The loss is attributed to abandoned coal mines and lack of necessary and modern infrastructure needed to drive the long-neglected sector, which has the export capacity or potentials of 15 million tonnes per annum.
‘’The high demand for Nigerian coal is attributed to its low sulphur and moderate ash content. When the necessary infrastructure is put in place and the abandoned mines reactivated and modernised, coal export can yield the nation about US$1 billion per annum,’’ NBS, the country’s data management bureau, said.
Coal is found in commercial quantities in states such as Anambra, Enugu, Ebonyi, Kogi, Benue, Gombe, among others. According to experts, Nigerian coal is also adequate and suitable for use as boiler fuel, high calorific gas, domestic heating, formed coke and in the manufacture of a wide range of chemicals.
Current uses for coal in the country are in cement production, brick factories, foundries, laundries and bakeries, tyre manufacture, battery manufacture, and domestic cooking fuel . According to Global Menthahe, an online energy research paper, it is projected that as much as 200,000 tonnes of Nigerian coal could be directed to supply coke to the Ajaokuta Steel Plant per year.
In spite of these domestic needs, analysts say part of what is consumed domestically is still imported, owing to utter neglect of this sector.
‘’The domestic coal market is latently large.

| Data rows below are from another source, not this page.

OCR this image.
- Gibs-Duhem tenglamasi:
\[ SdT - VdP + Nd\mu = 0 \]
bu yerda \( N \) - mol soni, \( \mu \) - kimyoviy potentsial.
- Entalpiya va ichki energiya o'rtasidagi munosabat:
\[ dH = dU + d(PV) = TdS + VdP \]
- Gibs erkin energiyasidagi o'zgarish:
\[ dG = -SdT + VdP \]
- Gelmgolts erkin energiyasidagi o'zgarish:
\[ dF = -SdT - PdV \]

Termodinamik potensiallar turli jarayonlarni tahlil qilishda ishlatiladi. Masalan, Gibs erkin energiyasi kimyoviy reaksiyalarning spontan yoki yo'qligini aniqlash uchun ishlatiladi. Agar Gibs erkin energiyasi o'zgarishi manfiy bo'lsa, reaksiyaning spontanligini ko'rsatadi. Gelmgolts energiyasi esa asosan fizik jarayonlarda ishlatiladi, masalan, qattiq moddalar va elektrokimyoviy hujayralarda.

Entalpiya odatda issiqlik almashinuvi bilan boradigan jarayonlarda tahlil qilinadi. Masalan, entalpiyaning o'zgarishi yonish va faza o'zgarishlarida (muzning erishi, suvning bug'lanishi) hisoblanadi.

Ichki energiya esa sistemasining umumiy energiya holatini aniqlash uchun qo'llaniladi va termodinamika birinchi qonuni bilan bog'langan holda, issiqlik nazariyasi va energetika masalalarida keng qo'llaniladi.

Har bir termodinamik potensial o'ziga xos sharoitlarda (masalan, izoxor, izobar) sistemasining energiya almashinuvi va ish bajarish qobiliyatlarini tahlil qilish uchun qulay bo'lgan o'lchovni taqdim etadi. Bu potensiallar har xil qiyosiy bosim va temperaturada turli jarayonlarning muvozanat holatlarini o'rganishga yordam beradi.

Besides the potential for power generation, Nigeria currently imports coals of various grades and qualities including coke, pellets, briquettes, anthracite, coking coal and form coke, ‘’ said I.F Odesola, Eneje Samuel and Temilola Olusoga, in a paper entitled ‘’Coal Development in Nigeria: Prospects and Challenges’’ recently presented at the University of Ibadan.
Following this trend, experts have called on the government to take coal mining business seriously, especially now that the need for economic diversification has become most necessary. They also point at employment generation and creation capacities of coal business as an important potential benefit the nation stands to derive from same.
“There is the need to revitalise coal mines in order to provide employment and diversify the economy now that crude oil is beginning to fail, ‘’ said Chukwunonso Iheoma, economist at African Heritage International.
However, the NBS has said the government has not rested on its roars in its bid to revamp the sector, citing incentives and creation of investment climate as policies geared towards luring investors to coal mining business.
‘’Government is encouraging private investment by offering various incentives including joint venture. The Nigerian Coal Corporation is being reinvigorated and equipped and some of its obsolete equipment replaced, to enhance increased production.
‘’The Federal Government has embarked on formulation of well-articulated policy objectives and programmes, the implementation of which will avail the nation of the enormous opportunities offered by our mineral wealth. The focus of these programmes is the development of the solid mineral sector, with a view to improving its economic importance relative to other sectors of the economy.
They are also designed to facilitate favourable climate for foreign investors in all their ramifications. The creation of the Ministry of Solid Minerals Development and the restoration of the pride of place to the sub-sector is commendable, ‘’NBS said.